Photo series of a hockey player in AI model
LISC lab

"I think what we're doing is, like, very easily applicable to soccer," Ferrari said. She said the only reason her lab is not focused on soccer is because the fields are so large that her team’s cameras could not always deliver easily analyzed recordings. There is also the struggle with predicting trajectory and tracking the players, she explained. However, she said in hockey, the challenges are similar enough, but because there are fewer players and the fields are smaller, the variables are more manageable to tackle.

While the focus at Ferrari’s lab may not be soccer, she is convinced that research in the predictive AI space has made it “so much more promising to develop AI in sports and made the progress much faster." The algorithms developed by Ferrari's lab have been able to help teams analyze different strategies and therefore help coaches identify the strengths and weaknesses of particular players and opponents. “I think we're making very fast progress," Ferrari said.

Photo series of a hockey player in AI model
LISC lab

The next areas Ferrari plans to try to apply her lab’s research to include scuba diving and skydiving. However, Ferrari admits there are some technical barriers that need to be overcome by researchers. "The current challenge is real-time analytics," she said. A lot of that challenge is based on the fact that the technology is only capable of making predictions based on historical data. Meaning, if there is a shortage of historical data, there is a limit to what the tech can predict. Beyond technical limitations, Felton-Thomas said implementing AI in the real world is expensive and without the right partnerships, like the ones made with Intel and AWS, it would not have been possible fiscally.

Felton-Thomas said anticipates “tens of millions of users over the next couple of years.” And the company attributes that expected growth to partnerships with the right clubs, like Chelsea FC and Burnley FC in the UK, and the MLS in the United States. And while aiScout was initially designed for soccer, the company claims that its core functionalities can be adapted for use in other sports.

AI image tracking hockey player on Cornell's Big Red team.
LISC lab

But despite’s projections for growth and all the buzz around AI, the technology is still a long way from being widely trusted.
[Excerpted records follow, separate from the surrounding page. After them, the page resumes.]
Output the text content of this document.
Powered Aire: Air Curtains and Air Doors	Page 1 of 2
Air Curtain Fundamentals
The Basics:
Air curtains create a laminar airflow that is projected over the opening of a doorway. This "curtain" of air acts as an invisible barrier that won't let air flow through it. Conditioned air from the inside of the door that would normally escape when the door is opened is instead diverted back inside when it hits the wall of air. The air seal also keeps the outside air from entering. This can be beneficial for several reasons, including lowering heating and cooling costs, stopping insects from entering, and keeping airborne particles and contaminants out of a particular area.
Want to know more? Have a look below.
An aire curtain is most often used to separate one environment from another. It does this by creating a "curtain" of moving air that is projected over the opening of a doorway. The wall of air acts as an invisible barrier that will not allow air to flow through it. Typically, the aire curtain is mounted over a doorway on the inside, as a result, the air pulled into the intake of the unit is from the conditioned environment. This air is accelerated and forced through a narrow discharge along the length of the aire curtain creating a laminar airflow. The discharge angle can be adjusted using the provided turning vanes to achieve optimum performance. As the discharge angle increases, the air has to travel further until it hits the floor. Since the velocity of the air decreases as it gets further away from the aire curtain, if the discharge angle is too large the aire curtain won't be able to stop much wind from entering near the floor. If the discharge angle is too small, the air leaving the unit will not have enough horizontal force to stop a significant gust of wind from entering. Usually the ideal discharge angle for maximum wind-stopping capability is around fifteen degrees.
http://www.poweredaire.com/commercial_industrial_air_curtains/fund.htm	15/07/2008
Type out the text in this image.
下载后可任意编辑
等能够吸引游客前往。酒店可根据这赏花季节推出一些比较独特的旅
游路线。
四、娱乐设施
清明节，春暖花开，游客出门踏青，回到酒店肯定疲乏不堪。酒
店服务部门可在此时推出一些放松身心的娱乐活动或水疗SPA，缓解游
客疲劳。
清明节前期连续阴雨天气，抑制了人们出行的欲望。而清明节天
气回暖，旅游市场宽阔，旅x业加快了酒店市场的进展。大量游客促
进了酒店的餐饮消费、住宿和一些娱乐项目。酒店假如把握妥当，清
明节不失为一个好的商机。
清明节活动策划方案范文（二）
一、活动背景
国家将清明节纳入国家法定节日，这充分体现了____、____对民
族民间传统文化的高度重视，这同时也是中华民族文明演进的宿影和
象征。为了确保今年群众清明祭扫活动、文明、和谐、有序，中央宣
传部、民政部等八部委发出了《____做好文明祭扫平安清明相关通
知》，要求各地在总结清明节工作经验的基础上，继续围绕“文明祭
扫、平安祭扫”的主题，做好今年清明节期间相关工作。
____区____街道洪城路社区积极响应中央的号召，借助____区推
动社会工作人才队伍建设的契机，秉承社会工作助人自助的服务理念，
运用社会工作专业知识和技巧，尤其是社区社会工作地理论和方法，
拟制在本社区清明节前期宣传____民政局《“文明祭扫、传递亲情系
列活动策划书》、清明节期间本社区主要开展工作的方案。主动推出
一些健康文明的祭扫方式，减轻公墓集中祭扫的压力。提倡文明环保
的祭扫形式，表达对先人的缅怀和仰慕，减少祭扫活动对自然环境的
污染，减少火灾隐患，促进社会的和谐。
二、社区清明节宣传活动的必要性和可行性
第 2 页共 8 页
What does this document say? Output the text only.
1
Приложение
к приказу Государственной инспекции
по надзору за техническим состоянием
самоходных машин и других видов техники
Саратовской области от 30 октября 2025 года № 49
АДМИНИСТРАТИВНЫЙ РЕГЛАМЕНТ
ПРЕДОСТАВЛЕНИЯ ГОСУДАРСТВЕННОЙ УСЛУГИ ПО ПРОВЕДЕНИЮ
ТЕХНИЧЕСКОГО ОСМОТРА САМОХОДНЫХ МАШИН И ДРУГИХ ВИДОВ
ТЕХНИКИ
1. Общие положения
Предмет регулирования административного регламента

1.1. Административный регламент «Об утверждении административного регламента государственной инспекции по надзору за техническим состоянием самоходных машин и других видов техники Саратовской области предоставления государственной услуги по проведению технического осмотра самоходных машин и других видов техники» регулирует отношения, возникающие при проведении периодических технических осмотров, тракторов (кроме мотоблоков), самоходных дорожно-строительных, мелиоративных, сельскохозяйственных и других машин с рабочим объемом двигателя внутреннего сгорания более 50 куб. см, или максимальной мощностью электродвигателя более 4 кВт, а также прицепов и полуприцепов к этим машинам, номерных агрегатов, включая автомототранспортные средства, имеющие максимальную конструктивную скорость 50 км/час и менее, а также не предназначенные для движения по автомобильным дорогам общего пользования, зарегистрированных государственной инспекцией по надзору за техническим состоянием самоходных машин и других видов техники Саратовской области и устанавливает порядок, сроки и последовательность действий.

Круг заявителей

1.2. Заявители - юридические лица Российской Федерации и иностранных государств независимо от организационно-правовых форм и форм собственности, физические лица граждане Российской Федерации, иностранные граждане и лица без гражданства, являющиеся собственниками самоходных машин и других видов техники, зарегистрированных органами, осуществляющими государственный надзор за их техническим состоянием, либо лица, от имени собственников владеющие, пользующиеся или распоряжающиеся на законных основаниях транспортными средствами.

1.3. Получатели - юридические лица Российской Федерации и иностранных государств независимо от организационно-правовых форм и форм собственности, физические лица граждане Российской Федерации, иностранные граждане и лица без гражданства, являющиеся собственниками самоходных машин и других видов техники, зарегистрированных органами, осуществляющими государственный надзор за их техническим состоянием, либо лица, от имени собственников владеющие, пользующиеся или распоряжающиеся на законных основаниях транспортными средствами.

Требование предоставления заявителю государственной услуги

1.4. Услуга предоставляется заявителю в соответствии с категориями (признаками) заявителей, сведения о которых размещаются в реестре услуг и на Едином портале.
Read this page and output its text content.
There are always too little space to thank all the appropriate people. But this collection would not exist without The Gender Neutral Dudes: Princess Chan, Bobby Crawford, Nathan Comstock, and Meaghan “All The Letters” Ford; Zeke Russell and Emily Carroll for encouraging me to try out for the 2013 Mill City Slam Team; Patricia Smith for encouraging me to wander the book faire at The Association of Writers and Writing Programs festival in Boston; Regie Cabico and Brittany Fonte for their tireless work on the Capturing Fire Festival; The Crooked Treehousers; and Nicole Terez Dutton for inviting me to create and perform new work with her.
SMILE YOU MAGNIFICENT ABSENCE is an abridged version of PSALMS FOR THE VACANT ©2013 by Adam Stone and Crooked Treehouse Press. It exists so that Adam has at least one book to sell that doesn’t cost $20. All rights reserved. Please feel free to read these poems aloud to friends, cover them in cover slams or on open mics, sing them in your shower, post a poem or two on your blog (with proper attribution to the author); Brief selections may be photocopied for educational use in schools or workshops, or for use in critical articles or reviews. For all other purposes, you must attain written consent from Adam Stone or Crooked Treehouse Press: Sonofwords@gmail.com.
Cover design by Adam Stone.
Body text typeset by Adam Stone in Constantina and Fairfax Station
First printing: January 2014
From a technology standpoint, Ferrari said “there's still a lot of work to be done” and a lot of the need for improvement is not just based on problems with feeding algorithms historical data. Predictive models need to be smart enough to adapt to the ever-changing variables in the current. On top of that, public skepticism of artificial intelligence is still rampant in the mainstream, let alone in soccer.

“If the sport changes a little bit, if the way in which players are used changes a little bit, if treatment plans for mid-career athletes change, whatever it is, all of a sudden, our predictions are less likely to be good,” Shapiro said. But he’s confident that the current models will prove valuable and informative. At least for a little while.